My main account is dark_arc@social.packetloss.gg. However, as of roughly 24-hours ago (it seems this has been going on since March 10th and gotten worse since) it seems like the server has stopped properly retrieving content from lemmy.world.
It’s been running smoothly for well over 9 months, and (I think) working fine for content coming in from other instances. So I’m curious if anyone else experienced anything strange with lemmy.world federation recently?
Setup Description
The server flow in my case is as follows:
[Public Internet] <-> [Digital Ocean Droplet] <-> [ZeroTier] <-> [Physical Machine in my Basement (HW Info)]

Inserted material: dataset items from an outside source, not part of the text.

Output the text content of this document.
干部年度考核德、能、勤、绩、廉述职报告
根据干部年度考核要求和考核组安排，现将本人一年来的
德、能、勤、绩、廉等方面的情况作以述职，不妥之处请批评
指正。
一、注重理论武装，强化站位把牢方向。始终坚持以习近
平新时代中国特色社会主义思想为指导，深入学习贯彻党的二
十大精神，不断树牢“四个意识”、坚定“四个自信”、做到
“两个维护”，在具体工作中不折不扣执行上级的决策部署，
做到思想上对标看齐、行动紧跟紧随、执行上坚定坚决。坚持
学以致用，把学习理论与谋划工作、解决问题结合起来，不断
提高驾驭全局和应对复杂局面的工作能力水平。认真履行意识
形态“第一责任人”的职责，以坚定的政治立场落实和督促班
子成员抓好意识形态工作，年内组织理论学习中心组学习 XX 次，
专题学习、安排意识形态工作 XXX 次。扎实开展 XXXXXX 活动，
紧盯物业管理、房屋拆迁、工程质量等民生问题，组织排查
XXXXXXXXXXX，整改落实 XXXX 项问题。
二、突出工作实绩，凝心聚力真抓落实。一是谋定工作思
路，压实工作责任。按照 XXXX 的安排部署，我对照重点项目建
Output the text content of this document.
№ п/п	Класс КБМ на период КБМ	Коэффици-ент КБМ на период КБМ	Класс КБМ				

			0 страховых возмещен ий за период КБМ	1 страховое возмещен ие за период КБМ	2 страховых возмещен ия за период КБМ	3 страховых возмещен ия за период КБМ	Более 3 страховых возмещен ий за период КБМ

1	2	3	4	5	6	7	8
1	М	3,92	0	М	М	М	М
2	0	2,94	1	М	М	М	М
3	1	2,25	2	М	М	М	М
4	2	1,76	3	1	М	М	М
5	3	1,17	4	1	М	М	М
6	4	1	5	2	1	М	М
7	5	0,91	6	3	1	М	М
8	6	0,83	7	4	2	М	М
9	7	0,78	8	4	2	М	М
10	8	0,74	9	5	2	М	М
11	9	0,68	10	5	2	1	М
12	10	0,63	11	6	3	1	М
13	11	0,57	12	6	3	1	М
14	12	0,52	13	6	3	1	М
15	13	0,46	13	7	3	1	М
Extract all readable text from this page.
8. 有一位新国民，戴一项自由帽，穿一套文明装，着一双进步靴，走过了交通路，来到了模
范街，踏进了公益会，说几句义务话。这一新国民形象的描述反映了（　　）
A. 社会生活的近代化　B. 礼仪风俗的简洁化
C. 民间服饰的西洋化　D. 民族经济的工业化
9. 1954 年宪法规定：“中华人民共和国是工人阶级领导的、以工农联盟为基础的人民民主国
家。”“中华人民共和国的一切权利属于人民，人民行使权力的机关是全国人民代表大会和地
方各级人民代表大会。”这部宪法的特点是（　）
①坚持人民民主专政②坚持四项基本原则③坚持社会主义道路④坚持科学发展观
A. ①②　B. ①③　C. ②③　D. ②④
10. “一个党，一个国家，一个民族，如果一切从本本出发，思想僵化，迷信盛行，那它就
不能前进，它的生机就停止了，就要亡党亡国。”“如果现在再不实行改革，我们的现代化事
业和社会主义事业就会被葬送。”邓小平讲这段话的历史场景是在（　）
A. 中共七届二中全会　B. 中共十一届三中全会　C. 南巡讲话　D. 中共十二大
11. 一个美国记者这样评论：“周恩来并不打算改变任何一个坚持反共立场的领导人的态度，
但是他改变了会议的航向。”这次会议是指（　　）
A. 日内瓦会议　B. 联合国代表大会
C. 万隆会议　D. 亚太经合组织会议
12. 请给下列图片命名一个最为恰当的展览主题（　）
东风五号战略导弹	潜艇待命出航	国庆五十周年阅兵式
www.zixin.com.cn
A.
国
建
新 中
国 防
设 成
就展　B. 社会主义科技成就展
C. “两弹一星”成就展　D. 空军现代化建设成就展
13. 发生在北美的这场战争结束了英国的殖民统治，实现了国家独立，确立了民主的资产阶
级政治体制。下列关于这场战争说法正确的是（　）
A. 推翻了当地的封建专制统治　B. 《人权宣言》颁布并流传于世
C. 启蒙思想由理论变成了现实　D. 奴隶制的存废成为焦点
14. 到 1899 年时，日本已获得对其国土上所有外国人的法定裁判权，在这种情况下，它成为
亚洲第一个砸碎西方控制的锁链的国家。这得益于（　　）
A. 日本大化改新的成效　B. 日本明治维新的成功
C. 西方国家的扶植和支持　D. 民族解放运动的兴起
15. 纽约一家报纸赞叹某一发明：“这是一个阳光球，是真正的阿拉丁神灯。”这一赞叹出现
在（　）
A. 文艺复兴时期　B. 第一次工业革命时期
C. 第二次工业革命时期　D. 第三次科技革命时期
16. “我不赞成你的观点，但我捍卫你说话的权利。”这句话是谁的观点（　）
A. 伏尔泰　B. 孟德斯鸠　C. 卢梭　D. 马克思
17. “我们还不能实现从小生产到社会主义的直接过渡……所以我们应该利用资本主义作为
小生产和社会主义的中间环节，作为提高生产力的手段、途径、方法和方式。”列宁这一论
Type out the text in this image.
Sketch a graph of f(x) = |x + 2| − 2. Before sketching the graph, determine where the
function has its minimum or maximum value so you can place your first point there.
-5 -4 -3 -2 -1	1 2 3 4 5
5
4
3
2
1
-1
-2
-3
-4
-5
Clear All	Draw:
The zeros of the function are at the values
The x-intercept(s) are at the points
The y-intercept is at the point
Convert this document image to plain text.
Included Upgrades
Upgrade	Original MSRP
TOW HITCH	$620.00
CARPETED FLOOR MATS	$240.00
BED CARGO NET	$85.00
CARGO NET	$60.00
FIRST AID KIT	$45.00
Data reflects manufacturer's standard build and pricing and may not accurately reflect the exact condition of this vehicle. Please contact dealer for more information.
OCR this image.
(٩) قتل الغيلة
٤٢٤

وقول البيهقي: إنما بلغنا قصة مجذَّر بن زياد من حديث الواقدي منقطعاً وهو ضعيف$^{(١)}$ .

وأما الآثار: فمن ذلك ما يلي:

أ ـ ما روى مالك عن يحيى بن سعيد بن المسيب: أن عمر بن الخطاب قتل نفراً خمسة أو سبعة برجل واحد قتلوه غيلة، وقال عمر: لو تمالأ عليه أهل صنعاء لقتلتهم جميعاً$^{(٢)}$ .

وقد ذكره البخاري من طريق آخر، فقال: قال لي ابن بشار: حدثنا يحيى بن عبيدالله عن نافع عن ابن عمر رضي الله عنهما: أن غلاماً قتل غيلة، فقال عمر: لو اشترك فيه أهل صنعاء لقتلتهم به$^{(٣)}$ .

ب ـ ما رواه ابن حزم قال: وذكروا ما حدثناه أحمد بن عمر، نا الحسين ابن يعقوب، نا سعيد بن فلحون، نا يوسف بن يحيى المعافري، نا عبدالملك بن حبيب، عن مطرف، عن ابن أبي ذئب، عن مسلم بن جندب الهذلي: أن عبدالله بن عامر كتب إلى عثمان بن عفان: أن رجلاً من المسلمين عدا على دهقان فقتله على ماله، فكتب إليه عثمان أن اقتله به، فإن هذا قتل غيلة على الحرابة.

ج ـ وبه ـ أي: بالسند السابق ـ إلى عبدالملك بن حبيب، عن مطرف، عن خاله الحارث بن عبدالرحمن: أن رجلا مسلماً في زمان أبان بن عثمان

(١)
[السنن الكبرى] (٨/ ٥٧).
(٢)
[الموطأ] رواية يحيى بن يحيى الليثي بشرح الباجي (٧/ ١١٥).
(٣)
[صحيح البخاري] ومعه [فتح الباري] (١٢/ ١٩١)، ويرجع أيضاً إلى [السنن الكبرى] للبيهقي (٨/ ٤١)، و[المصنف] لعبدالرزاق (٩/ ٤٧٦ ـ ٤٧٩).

The Digital Ocean droplet is a virtual host machine that forwards requests via nginx to the physical machine where a second nginx server (running the standard lemmy nginx config) then forwards the request to the lemmy server software itself.
Current Status
Lemmy Internal Error
I’ve found this is my lemmy logs:
2024-03-24T00:42:10.062274Z WARN lemmy_utils: error in spawn: Unknown: Request limit was reached during fetch
0: lemmy_apub::objects::community::from_json
at crates/apub/src/objects/community.rs:126
1: lemmy_apub::fetcher::user_or_community::from_json
at crates/apub/src/fetcher/user_or_community.rs:87
2: lemmy_server::root_span_builder::HTTP request
with http.method=POST http.scheme="http" http.host=social.packetloss.gg http.target=/inbox otel.kind="server" request_id=688ad030-f892-4925-9ce9-fc4f3070a967
at src/root_span_builder.rs:16
I’m thinking this could be the cause … though I’m not sure how to raise the limit (it seems to be hard coded). I opened an issue with the Lemmy devs but I’ve since closed it while gathering more information/making sure this is truly an issue with the Lemmy server software.
Nginx 408 and 499s
I’m seeing the digital ocean nginx server reporting 499 on various “/inbox” route requests and I’m seeing the nginx running on the physical machine that talks directly to lemmy reporting 408 on various “/inbox” route requests.
There are some examples in this comment: https://lemmy.world/comment/8728858
Checking lemmy.world federation status at: https://phiresky.github.io/lemmy-federation-state/site?domain=lemmy.world . There, you can see that social.packetloss.gg is listed among the “407 failing instances”.
You’ll need to check if your server actually configured to receive federation traffics. If you’re using cloudflare or some other web application firewall, make sure they’re not doing any anti bots measures on the
/inbox
endpoint. For example, in Cloudflare, create a new WAF rule (Security -> WAF) for/inbox
and set it to skip all security.If you don’t use any web application firewall at all, did you just upgraded your instance from v18.x to v19.x recently right before experiencing federation issue? v19.x has increased resource consumption and will have problem running on small server after running for a while. For small VPS (~4GB of RAM), you might want to adjust database pool_size to <30 on
lemmy.hjson
file. Restarting lemmy AND postgres every once in a while also helps if you’re on a small VPS.It’s been up on 19.x for a few months now. It’s also a full on bare metal server with a ton of resources, it’s not at all starved.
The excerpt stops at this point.